Every time someone brought this issue up, I feel so sad. But I didn’t tell anyone, not even the Hubby. That person didn’t know about my medical condition, so I didn’t blame him for passing such an unkind comment. And I also didn’t bother to explain to him. We’re not that close anyway.

That moment (two years ago) when my rheumatologist told me that my immunosuppressant medication can potentially cause birth abnormalities to foetus, it saddened me to no end. I have to take this medication in long term; otherwise I will risk kidney failure and death within two years.

Sounds depressing, I know. And this is the major factor in our decision to not to have another child. Even though at times, we thought of adopting a foster child, but at the end we didn’t. It’s because I don’t have the confidence in taking care of a foster child.

Anyway.

Ever since I was diagnosed with this medical condition, I see my life differently. I have seen people who are suffering from cancer and terminal disease, and they are going through a very difficult time in their life. While most of the people in this world are living happily in good health, they are silently mourning at their sufferings.

For my case, my condition can still be controlled with medication and routine blood test. There is no pain, so I can live my life like any other healthy person. I can work, I can eat, I can exercise, and I can travel to anywhere I want.

Most importantly, I realized that the simple joy of being alive, being able to move freely, and being able to live with my loved ones are daily blessings that I should never take for granted.

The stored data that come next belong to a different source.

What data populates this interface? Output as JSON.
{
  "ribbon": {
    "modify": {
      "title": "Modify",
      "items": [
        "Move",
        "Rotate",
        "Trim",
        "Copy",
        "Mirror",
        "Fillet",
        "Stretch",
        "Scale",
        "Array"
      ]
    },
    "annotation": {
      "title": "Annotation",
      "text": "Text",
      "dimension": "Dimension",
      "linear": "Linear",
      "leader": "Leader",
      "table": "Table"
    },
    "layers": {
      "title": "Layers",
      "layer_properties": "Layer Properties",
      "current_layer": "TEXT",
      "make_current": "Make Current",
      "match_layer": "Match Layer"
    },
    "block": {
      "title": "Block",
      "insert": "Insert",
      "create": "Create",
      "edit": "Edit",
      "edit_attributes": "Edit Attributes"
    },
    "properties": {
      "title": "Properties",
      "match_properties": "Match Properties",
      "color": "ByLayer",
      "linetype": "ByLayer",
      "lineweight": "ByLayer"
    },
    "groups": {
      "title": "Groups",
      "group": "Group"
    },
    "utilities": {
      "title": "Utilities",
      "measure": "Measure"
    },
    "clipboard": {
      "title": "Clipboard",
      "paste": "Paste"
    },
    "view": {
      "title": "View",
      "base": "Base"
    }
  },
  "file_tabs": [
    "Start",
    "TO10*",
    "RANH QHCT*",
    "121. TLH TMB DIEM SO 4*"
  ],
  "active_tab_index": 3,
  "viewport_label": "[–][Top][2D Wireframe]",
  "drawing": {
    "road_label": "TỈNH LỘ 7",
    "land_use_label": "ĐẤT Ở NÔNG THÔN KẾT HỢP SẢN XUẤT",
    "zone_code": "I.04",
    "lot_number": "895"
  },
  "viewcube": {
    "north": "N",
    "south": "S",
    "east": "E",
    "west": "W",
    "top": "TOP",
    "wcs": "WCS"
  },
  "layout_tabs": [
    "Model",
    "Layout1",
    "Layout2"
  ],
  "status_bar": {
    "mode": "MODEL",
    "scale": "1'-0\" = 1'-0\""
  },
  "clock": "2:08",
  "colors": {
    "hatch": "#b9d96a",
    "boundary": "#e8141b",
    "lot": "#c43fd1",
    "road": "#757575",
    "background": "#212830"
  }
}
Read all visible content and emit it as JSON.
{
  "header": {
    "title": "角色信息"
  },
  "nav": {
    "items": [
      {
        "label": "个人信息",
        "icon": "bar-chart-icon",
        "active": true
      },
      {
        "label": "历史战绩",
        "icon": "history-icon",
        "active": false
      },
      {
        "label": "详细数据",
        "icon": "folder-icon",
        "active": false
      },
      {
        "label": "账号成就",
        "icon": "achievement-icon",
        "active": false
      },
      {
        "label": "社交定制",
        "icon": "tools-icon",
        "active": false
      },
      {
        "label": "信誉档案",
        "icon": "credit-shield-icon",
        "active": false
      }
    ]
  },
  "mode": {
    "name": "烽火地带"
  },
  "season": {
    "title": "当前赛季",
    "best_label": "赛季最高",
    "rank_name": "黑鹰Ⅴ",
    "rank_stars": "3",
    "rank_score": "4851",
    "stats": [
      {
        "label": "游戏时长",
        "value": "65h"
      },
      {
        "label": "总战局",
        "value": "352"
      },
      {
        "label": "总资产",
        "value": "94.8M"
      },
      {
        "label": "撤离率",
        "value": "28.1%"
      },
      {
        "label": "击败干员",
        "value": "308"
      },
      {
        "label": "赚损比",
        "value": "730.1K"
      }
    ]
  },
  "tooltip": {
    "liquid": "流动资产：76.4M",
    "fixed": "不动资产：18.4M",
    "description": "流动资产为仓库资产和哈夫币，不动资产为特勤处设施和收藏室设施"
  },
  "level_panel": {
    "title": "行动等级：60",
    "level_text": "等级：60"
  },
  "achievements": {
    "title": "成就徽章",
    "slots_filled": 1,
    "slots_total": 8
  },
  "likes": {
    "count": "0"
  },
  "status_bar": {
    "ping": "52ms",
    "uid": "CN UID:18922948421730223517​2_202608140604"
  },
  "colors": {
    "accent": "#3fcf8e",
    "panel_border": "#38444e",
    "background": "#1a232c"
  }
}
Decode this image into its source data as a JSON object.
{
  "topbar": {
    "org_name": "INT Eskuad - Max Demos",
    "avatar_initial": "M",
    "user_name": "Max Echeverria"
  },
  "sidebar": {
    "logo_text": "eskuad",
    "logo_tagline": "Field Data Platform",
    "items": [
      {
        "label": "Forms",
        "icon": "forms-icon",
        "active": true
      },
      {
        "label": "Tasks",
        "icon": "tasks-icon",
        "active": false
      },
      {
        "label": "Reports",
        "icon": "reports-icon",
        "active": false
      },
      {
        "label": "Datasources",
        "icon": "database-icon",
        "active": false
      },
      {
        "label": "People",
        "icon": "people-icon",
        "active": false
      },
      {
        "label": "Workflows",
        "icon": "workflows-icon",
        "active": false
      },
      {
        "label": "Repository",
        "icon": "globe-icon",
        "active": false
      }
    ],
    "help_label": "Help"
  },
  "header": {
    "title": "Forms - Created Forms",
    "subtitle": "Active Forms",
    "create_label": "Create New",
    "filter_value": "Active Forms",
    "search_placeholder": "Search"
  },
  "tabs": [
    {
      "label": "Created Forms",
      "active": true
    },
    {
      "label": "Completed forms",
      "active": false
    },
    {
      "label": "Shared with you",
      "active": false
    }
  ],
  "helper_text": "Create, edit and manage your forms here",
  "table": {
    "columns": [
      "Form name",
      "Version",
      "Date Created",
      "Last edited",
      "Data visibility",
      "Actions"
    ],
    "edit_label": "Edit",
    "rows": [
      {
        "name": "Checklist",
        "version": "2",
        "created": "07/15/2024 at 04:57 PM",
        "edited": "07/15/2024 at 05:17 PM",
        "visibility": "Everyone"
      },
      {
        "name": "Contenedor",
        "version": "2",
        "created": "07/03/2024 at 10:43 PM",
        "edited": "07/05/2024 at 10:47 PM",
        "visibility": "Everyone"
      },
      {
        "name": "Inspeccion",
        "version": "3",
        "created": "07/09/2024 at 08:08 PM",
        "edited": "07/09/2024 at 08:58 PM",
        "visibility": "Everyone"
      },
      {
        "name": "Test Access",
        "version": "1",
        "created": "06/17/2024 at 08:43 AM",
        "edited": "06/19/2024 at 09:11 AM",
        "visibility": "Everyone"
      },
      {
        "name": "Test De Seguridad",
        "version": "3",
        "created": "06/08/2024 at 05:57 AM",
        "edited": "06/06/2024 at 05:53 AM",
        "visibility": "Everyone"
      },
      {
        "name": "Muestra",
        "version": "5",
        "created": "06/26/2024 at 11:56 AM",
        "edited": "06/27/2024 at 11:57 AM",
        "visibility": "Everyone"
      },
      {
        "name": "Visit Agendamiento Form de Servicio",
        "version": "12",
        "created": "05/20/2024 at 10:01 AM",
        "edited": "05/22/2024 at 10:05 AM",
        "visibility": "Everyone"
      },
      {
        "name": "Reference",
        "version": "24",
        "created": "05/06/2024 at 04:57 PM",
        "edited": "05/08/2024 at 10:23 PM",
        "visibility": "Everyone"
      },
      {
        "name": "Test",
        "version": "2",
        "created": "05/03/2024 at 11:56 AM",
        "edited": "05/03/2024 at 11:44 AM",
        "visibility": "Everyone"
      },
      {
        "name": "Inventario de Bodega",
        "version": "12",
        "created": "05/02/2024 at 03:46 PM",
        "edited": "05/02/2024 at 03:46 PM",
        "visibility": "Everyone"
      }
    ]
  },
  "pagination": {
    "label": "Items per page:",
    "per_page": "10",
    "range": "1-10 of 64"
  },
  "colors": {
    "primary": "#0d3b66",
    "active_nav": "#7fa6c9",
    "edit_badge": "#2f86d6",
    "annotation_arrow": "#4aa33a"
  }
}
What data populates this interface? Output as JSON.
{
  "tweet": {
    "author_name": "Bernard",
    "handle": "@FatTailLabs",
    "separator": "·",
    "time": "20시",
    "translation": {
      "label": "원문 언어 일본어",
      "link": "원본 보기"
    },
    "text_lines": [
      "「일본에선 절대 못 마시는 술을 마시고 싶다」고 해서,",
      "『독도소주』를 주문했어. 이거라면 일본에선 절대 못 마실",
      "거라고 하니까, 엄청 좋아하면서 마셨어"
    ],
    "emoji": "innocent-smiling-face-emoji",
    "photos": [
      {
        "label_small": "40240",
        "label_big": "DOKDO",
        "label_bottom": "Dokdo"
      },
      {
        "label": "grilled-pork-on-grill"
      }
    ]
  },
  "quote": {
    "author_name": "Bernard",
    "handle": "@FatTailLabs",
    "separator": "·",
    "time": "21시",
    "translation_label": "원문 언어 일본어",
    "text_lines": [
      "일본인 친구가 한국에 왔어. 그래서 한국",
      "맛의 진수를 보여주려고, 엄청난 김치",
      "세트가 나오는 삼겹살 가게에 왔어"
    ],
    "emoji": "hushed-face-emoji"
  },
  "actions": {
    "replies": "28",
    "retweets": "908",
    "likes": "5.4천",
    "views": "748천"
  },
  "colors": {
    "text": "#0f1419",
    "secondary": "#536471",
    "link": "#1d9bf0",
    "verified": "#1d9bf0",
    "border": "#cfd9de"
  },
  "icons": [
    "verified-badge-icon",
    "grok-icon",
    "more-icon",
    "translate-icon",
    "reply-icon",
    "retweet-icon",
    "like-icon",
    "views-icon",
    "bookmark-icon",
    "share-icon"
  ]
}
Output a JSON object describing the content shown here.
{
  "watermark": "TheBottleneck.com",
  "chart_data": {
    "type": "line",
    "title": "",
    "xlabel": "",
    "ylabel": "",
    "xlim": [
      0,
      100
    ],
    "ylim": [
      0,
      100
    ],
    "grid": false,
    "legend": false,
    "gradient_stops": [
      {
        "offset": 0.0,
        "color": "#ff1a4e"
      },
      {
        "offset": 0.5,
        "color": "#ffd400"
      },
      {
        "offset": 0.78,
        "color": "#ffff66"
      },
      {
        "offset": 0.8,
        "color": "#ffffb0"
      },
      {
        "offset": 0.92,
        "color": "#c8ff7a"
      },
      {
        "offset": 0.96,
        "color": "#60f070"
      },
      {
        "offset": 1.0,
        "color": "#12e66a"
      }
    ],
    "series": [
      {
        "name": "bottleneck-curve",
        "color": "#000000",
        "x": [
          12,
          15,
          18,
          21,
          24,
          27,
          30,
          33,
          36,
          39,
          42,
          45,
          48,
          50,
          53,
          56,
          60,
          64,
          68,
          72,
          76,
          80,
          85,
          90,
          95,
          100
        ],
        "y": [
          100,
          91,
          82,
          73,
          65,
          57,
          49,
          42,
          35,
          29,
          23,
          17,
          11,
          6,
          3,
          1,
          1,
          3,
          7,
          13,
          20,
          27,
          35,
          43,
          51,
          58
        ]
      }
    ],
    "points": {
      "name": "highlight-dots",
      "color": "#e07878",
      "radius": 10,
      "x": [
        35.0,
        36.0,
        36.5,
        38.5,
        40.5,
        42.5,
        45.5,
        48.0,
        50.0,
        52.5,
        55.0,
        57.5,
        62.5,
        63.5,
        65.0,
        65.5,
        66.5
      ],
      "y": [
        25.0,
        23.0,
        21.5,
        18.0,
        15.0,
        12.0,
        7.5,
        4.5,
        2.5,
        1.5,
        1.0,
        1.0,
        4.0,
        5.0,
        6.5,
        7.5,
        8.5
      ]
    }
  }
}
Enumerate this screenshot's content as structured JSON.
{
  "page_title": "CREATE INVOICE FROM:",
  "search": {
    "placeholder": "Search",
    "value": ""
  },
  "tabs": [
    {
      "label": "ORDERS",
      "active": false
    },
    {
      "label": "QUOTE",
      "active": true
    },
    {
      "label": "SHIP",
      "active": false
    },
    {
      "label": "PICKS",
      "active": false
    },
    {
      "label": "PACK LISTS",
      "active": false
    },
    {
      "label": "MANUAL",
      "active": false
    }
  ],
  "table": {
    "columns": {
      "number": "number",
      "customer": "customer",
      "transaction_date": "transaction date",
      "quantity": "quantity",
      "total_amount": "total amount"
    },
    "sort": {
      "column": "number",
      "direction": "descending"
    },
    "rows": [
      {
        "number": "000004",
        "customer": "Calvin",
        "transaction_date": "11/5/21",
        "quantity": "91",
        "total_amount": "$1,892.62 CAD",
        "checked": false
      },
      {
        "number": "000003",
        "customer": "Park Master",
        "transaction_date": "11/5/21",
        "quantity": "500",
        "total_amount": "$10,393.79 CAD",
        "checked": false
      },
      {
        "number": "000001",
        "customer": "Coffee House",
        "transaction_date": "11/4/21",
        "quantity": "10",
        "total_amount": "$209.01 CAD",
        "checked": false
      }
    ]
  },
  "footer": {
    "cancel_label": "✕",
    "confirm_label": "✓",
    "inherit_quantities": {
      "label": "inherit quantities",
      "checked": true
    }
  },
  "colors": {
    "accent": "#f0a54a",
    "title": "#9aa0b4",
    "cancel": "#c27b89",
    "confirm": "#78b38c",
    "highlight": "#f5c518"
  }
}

Still, the only discomfort that I’m experiencing now is nasal crusting. I need to clean my nose regularly with nasal rinse to remove the crusts. If I don’t, the crusts will accumulate and cause nasal congestion, and eventually a massive nose bleed. It really frustrates me to no end sometimes.

Since Edison is 7 now, we’re well out of diapers, potty training and terrible two or terrible three phase. I’m perfectly happy being a mom to a schooling boy.

We enjoy each other’s company. What I want to do now, in my ability and time, is to continue loving him as much as I can, protect him as fiercely as I can, and take care of him as best as I can.

And lastly, I’ve learnt not to be affected by people’s unkind comments anymore.